A new draft of a transportation revenue package is circulating among state lawmakers, but its shortage of money for Clark County projects is raising concerns in Southwest Washington.
The latest iteration of the plan, drafted by Sen. Curtis King, raises the gas tax 11.5 cents a gallon over 12 years and sets aside $7 billion for transportation projects across the state. But about $100 million from that pot would head to Southwest Washington. Just $41.4 million would be spent in Clark County, which is one half of 1 percent of the package’s project dollars.
State Rep. Jim Moeller, D-Vancouver, said the plan skimps on money for his corner of the state.
“I’m hoping this is not their best and final offer, and that we’ll still negotiate,” Moeller said Thursday. “At the moment, I’m not voting for this, and I doubt there will be anybody from the 49th (District in Vancouver) voting for it.”
The package does include $7.5 million to widen state Highway 502 in Battle Ground, $7 million for a railway overpass on Pioneer Street in Ridgefield, $1.9 million for railway improvements in west Vancouver, and $25 million to create access to Interstate 205 from 18th Street. It also makes about $35 million available for local governments in Clark County to use on their roads.
Previous versions of the transportation plan assigned $450 million to the Columbia River Crossing project, but the Republican-controlled Senate held steadfast against paying for the controversial CRC. Because money for the CRC has been scrapped, several state legislators from Clark County said they hoped to be able to get $450 million worth of other transportation projects for their area. That would be about a 6 percent share of the $7 billion.
But this new plan? “I don’t know how anyone, (Republican) or (Democrat), could vote for that package in Southwest Washington, when (transportation leaders previously) were willing to spend $450 million on the bridge alone,” Moeller said. “I would like to see a lot more projects for Southwest Washington before I get to yes.”
Moeller and the other two lawmakers from the 49th — Sen. Annette Cleveland, D-Vancouver, and Rep. Sharon Wylie, D-Vancouver — said last month that they wanted to see $450 million worth of Southwest Washington projects in the transportation package, now that the package no longer includes the CRC.
They want new interchanges on state Highway 500 in Vancouver, at Northeast 42nd Avenue and Northeast 54th Avenue (at a cost of $70 million); widening state Highway 14 between I-205 and Southeast 164th Avenue ($37 million); upgrading the I-5 interchanges at Mill Plain Boulevard ($80 million); and modifying state Highway 501 between I-5 and the Port of Vancouver to increase freight mobility ($6 million). All of those projects are missing in King’s proposal.
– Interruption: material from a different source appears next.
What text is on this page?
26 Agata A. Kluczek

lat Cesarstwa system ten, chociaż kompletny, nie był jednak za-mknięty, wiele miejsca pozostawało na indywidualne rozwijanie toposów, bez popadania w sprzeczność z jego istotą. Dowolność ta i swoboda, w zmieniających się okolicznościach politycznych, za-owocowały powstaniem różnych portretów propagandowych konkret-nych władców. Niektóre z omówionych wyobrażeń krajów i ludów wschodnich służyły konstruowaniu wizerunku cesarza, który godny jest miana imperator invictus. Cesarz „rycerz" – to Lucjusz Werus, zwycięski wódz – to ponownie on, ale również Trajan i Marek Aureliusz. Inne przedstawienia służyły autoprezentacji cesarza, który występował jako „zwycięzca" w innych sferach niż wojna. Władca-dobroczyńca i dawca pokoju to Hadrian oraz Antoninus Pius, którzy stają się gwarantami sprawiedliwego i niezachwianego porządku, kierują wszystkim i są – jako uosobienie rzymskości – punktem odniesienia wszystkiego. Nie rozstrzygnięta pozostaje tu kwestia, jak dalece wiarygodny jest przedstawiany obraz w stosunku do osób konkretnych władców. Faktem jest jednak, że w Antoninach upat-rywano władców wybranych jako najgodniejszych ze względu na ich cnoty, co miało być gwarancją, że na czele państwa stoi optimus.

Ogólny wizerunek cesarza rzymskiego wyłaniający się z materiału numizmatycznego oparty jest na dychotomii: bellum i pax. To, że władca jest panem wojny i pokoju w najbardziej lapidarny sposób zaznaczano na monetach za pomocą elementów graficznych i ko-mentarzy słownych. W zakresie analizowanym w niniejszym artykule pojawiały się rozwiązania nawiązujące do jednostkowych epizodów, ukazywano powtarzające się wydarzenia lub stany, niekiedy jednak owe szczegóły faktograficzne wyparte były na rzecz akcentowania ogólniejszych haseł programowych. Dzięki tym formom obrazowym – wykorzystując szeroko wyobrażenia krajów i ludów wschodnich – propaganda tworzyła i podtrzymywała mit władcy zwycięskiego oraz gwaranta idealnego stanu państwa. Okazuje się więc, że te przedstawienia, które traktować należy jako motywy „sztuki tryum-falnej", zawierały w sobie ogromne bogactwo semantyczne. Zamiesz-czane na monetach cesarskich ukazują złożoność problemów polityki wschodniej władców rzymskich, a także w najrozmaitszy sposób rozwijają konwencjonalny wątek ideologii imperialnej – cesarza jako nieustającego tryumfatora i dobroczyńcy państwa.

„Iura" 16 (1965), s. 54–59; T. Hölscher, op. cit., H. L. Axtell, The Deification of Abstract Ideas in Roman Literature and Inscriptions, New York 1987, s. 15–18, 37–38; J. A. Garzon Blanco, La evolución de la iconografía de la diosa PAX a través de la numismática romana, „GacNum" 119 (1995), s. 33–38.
“There’s a lot of consternation about what’s not in it,” Sen. Ann Rivers, R-La Center, said last week, adding that negotiations are ongoing. She said she’s happy to see the plan includes projects in her 18th District, and that it includes money for local governments to make their own road improvements. However, she does wish more money was headed to local governments.
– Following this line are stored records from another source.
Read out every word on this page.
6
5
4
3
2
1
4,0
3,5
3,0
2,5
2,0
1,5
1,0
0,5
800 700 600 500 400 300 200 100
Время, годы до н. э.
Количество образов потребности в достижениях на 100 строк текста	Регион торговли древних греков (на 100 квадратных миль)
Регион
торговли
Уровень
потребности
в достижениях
“Certainly, I didn’t get every project I wanted,” Rivers said, but the reality is that there’s only so much money to go around, she added. Earlier this year, Rivers and other Republicans fought against paying $450 million for the CRC, which would have replaced the I-5 Bridge and extended light rail into Vancouver.
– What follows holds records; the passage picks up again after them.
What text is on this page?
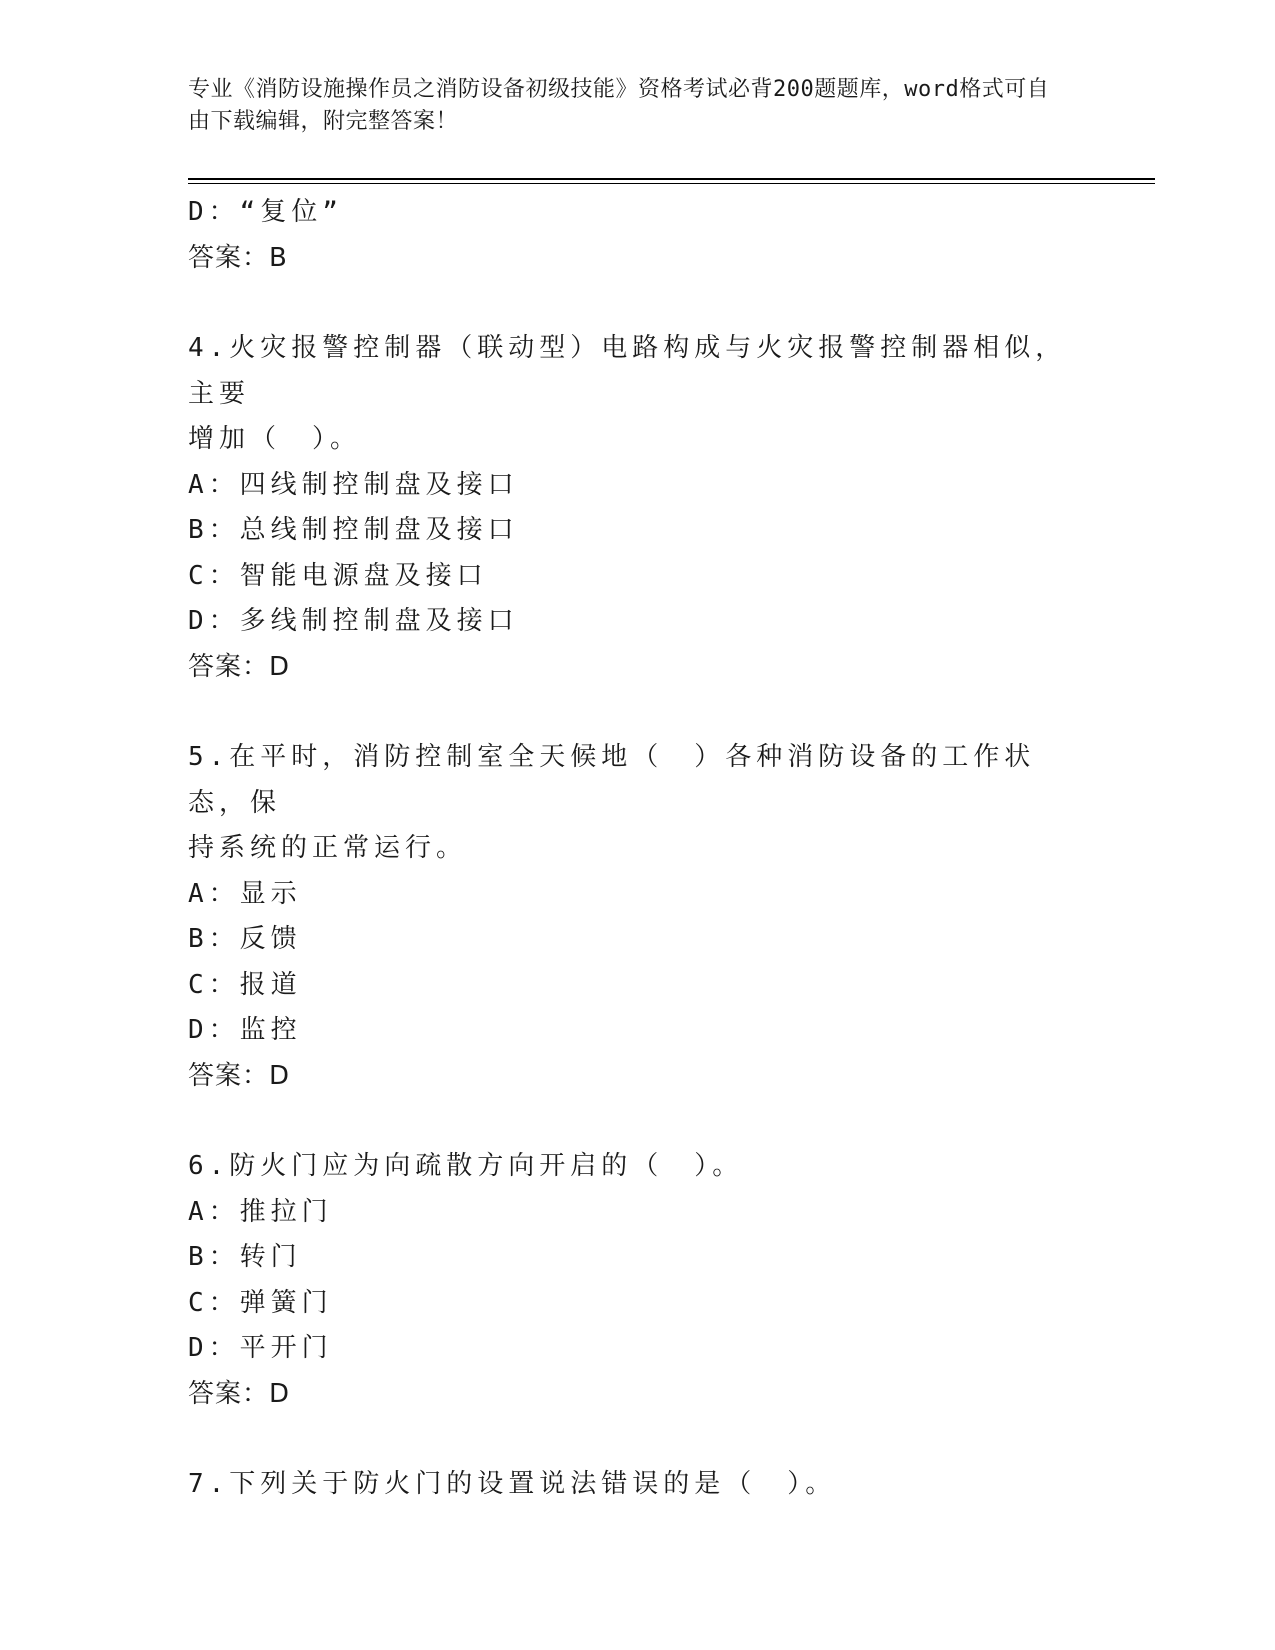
专业《消防设施操作员之消防设备初级技能》资格考试必背200题题库，word格式可自由下载编辑，附完整答案！
D：“复位”
答案：B
4.火灾报警控制器（联动型）电路构成与火灾报警控制器相似，主要
增加（　）。
A：四线制控制盘及接口
B：总线制控制盘及接口
C：智能电源盘及接口
D：多线制控制盘及接口
答案：D
5.在平时，消防控制室全天候地（　）各种消防设备的工作状态，保
持系统的正常运行。
A：显示
B：反馈
C：报道
D：监控
答案：D
6.防火门应为向疏散方向开启的（　）。
A：推拉门
B：转门
C：弹簧门
D：平开门
答案：D
7.下列关于防火门的设置说法错误的是（　）。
With previous transportation packages passed in 2003 and 2005, Clark County got a fairer share, said Mark Brown, a lobbyist for the cities of Vancouver, Ridgefield and Battle Ground. Those gas tax hikes came with significant road improvements, including replacing a traffic signal at St. Johns Boulevard on Highway 500 with freeway interchange, and straightening out the sometimes-deadly curve across the Highway 14 Slough Bridge into Camas.
“The reason the region did so well with the last two revenue packages is because we had a bipartisan group of House and Senate members who were willing to support the tax increases but only in exchange for significant funding for a large number of projects throughout the county,” Brown said. When it comes to the new package, “we’ve got four of our projects firmly on Sen. King’s radar screen, and that’s very good, but in total the share to the region is woefully inadequate.”
King, R-Yakima and co-chair on the Senate Transportation Committee, did not return requests seeking comment for this story. His district includes eastern parts of unincorporated Clark County.
If the $7 billion was spread evenly throughout the state, each of Washington’s 39 counties would get about $180 million. That’s impossible, though, when the package includes megaprojects, such as the $1.6 billion Puget Sound Gateway in Pierce and King counties, the $1.3 billion improvements to state Highway 520 in Seattle, and the $750 million North Spokane Corridor.